Spinach is easily grown. It can even be grown in containers, providing they hold a gallon or so of soil and are 4-6 inches deep. Consistently moist, fertile soil is all spinach needs for good growth. The more nitrogen you give it, the more it will produce. Though it prefers full sun, it will also grow well in partial shade, with 3-4 hours of sun per day. In hot climates and in the warm days of early summer, afternoon shade prolongs harvest, but spinach grows best when daytime temperatures are in the 60’s and 70’s, not the 80’s and above.
Sow seed directly in the garden, 1/4 -inch deep, as soon as soil can be worked in March or April. Harvest leaves 4-6 weeks after sowing by cutting to the base. Spinach can be harvested continuously or cut all at once. If fertilized generously with fish fertilizer after each cutting, a row of spinach can be harvested 2-3 times.

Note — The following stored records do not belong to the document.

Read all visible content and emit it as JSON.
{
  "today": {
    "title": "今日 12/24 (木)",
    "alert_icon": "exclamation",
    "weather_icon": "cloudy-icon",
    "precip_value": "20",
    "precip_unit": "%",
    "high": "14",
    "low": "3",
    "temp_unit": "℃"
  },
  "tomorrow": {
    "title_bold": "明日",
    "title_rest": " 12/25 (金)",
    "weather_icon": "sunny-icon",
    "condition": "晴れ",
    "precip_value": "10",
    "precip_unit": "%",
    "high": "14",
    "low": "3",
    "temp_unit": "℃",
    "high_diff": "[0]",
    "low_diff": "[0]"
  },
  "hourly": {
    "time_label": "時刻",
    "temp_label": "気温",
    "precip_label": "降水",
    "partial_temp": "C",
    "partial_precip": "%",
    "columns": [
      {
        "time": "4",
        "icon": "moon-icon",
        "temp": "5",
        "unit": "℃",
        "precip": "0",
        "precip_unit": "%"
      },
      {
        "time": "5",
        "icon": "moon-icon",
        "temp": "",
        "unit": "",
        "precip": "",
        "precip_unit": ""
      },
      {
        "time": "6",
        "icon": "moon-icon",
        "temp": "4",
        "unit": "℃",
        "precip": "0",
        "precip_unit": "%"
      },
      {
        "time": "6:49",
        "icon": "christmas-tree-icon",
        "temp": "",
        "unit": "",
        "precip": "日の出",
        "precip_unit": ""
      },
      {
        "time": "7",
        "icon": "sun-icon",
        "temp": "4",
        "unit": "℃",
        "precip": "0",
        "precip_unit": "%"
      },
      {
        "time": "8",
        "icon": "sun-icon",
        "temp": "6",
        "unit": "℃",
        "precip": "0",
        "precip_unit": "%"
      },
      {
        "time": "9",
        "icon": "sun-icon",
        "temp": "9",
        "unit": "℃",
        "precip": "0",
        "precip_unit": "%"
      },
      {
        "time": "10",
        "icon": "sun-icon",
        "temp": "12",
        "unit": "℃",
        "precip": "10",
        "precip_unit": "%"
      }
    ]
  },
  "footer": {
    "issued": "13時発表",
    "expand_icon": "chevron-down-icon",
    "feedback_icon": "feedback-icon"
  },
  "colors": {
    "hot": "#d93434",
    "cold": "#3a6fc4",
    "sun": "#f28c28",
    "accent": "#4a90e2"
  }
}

Sow spinach at the end of the season, too, in September, for a fall harvest and/or to overwinter for an early cutting the following spring. Very frost-tolerant, surviving temperatures of 20 degrees and below, spinach can be covered in late December with frost blankets or placed under grow tunnels to ensure an early crop.
There are many varieties of spinach. Some have deeply crinkled or savoyed leaves, prone to collecting dirt and debris and hard to clean. Some have smooth, arrow-shaped leaves. Some are best grown in spring and some, like the extra-large, Asian varieties, grow best in fall. Some, like the popular ‘Space’ variety grow well in both seasons. Whichever you choose, growing spinach is easy and rewarding.